Contenu synthétique

Le contenu synthétique désigne tout texte, image, vidéo, audio ou autre matériel informationnel qui a été généré ou modifié de manière significative par un système d’intelligence artificielle (IA), plutôt que capturé ou créé de manière conventionnelle par un humain.

Cette notion recouvre aussi bien les créations entièrement autonomes (ex : une image générée à partir d’une description textuelle) que les manipulations substantielles de contenus préexistants (ex : un deepfake modifiant les propos d’une personne réelle).

Enjeux juridiques

En droit d’auteur (UE et France) : le droit d’auteur protège les œuvres originales qui reflètent la personnalité et les choix libres d’un auteur humain. Les contenus générés de manière purement automatique par une IA sont donc exclus du champ de la protection, car ils ne répondent pas au critère d’originalité humaine.

Rôle de l’intervention humaine : un contenu créé avec l’assistance de l’IA peut bénéficier de la protection, à condition qu’un humain exerce un contrôle créatif substantiel (ex : prompts détaillés, choix artistiques, sélection et modification des résultats).

Approches nationales : l’Italie a récemment réaffirmé que le droit d’auteur ne protège que les œuvres résultant d’un effort intellectuel humain, même si l’IA est utilisée comme outil.
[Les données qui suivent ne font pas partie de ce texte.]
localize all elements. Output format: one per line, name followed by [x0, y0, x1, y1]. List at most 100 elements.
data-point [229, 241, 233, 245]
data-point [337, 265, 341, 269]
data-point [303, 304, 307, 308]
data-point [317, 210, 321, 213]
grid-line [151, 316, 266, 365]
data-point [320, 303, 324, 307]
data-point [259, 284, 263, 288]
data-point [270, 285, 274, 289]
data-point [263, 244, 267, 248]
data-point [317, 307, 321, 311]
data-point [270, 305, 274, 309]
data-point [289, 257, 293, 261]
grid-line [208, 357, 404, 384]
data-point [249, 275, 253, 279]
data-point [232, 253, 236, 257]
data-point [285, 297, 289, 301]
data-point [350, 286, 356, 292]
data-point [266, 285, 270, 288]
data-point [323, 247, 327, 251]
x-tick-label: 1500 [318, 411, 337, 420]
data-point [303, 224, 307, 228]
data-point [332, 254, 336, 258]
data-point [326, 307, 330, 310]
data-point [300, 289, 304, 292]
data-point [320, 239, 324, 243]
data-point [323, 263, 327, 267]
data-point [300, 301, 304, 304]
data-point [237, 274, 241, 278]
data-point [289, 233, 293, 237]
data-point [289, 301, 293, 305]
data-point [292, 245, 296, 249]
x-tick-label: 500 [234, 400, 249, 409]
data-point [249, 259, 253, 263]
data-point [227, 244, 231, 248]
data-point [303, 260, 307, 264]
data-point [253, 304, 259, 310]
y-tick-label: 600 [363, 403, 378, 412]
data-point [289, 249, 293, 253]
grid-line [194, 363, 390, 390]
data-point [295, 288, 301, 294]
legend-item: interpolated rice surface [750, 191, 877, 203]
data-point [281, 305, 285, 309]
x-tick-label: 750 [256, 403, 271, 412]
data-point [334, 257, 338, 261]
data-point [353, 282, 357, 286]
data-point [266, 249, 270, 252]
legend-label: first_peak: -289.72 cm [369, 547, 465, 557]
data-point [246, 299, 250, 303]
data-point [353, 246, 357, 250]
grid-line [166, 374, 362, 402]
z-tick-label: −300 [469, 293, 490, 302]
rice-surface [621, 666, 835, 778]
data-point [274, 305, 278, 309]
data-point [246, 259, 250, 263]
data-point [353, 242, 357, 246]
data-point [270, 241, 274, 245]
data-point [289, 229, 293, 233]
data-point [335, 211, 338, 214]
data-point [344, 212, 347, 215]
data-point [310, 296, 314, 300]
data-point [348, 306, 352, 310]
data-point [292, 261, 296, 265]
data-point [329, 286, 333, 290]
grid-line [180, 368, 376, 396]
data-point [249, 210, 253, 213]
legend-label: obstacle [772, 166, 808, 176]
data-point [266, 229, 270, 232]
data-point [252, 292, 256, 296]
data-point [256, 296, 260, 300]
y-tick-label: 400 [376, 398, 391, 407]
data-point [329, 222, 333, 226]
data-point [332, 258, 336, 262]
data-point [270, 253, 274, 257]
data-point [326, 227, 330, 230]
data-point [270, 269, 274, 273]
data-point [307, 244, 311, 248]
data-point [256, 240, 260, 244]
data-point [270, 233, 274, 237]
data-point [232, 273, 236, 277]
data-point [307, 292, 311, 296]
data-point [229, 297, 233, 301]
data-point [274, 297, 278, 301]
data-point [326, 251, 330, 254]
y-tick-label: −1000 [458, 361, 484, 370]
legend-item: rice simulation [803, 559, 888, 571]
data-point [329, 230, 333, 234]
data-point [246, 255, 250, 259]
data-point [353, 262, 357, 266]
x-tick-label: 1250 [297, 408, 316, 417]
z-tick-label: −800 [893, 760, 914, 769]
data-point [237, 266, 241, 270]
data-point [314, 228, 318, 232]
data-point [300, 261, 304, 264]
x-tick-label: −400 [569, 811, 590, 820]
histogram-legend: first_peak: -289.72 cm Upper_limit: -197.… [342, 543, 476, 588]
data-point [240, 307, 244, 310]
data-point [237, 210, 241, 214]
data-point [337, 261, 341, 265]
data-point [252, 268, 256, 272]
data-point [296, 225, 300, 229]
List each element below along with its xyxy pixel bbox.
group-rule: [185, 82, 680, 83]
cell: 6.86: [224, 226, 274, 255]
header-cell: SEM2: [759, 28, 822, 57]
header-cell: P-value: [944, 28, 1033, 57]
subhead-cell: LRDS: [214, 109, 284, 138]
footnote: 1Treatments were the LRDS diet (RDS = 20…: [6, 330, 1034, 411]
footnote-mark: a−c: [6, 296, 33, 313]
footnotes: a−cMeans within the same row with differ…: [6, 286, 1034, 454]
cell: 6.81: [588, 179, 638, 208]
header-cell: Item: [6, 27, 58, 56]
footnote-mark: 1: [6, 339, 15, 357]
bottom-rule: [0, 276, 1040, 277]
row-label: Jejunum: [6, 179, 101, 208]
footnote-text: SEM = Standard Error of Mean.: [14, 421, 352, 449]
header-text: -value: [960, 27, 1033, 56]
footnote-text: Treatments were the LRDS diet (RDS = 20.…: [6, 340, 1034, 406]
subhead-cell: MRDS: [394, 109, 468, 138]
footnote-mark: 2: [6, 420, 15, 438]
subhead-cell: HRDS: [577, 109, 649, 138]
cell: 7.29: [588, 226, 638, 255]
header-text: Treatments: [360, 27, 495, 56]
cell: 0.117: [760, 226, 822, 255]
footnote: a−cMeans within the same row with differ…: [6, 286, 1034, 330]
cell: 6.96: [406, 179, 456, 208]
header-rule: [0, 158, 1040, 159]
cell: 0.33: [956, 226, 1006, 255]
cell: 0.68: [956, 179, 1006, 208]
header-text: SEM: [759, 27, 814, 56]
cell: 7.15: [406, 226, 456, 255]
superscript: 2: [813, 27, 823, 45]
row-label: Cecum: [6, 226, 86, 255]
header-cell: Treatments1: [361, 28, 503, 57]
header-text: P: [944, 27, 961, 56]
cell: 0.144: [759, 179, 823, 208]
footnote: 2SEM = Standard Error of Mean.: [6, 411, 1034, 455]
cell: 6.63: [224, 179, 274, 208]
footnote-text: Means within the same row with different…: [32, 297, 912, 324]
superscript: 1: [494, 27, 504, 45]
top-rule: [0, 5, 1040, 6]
À l’inverse, l’Ukraine a introduit un régime spécial de 25 ans pour les objets générés par IA sans intervention humaine.

Obligation de transparence (AI Act)

Depuis le 2 août 2026, l’AI Act impose des obligations de transparence strictes pour le contenu synthétique :

Marquage technique : les fournisseurs de systèmes d’IA générative doivent intégrer des marques lisibles par machine (ex : filigrane numérique, métadonnées) permettant de détecter que le contenu est artificiel.

Étiquetage visible : les déployeurs (ex : éditeurs, plateformes) doivent appliquer des labels clairs pour certains contenus sensibles :

Les deepfakes (images, audio, vidéo imitant des personnes ou événements réels) doivent être identifiés comme artificiels.

Les textes publiés sur des sujets d’intérêt public (ex : articles de presse) générés par IA sans relecture humaine doivent être marqués.

Sanctions : le non-respect expose à des amendes allant jusqu’à 15 millions d’euros (ou 3 % du CA mondial).

En synthèse : le contenu synthétique est une création numérique façonnée par l’IA, dont le statut juridique est en pleine construction. Si le droit d’auteur lui refuse la protection en l’absence d’empreinte humaine, l’AI Act lui impose une transparence renforcée pour protéger les citoyens contre la désinformation et les manipulations.